The implication being that intellectual property is becoming an increasingly acceptable and fungible financial asset without our thinking much about it. And that is probably going to define as well as establish such values for the future of global commerce. JL

Venessa Wong reports in Business Week:

The $43 million value represents a discount on the expected 15 years of future royalties.
Food companies go to great lengths to safeguard their coveted recipes—KFC’s (YUM) and Coca-Cola’s (KO) are stored in vaults—no doubt because they’re considered to be any successful brand’s secret weapon. Yet curiously, a recipe isn’t always owned by the restaurant. Such has been the case at fried-chicken chain Popeyes (PLKI), which announced on Tuesday that it just bought several recipes used in its core menu for $43 million. (The chain won’t specify which recipes.) How did it not own its recipes?

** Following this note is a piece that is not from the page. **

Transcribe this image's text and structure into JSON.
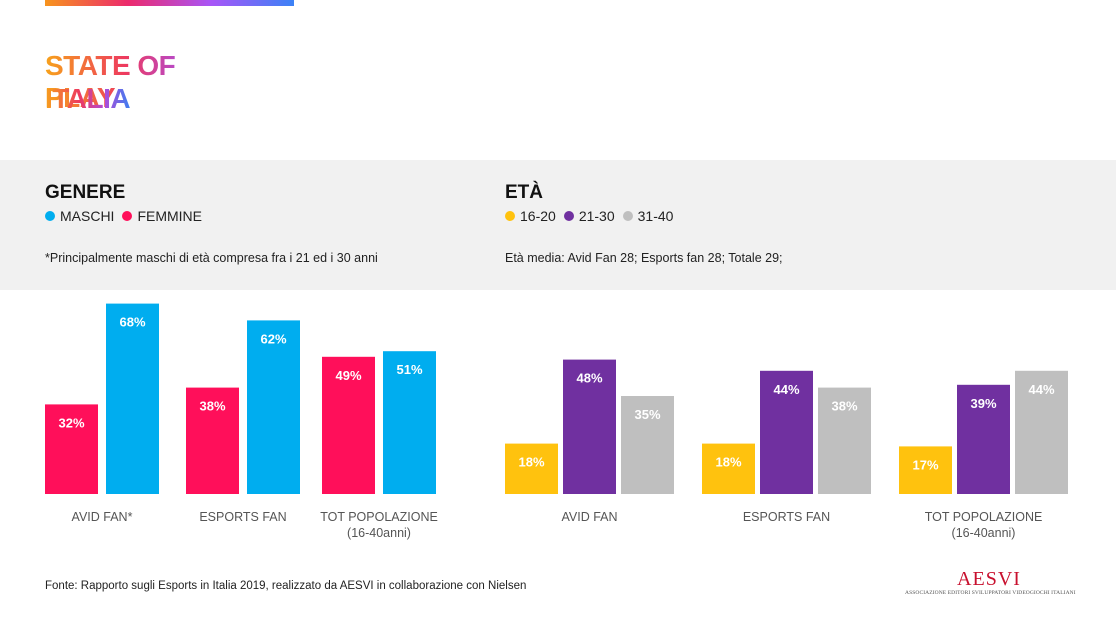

Until now, the recipes have belonged to Diversified Foods and Seasonings, a Louisiana food manufacturer started by Popeyes founder Al Copeland in 1984 after he opened Popeyes. For the last 23 years the chicken chain has paid DFS a $3.1 million “spice royalty” to license the use of its recipes.
It’s a peculiar arrangement dating back to the early 1990s, when Copeland was forced to step down as chief executive of Popeyes’ parent company following a bankruptcy reorganization. It left him as a franchisee of 26 Popeyes and Church’s restaurants, and with a 12-year contract to supply DFS products to the chain. DFS makes biscuit, cake, and meat mixes; batters; seasoning blends; gravies; soups; sauces; and sides like macaroni and cheese, spinach and artichoke dip, and jambalaya and grits, according to its website. After he left Popeyes, Copeland retained ownership of Popeyes’ recipes and continued to collect royalties for their use. Copeland died in 2008, and DFS is now owned by his estate.
DFS had an agreement to supply Popeyes through 2029, and the $43 million value on Tuesday’s deal represents a discount on the expected 15 years of future royalties. The sale doesn’t sever ties between DFS and Popeyes: DFS will continue to be the exclusive supplier of spices and other products to the chain.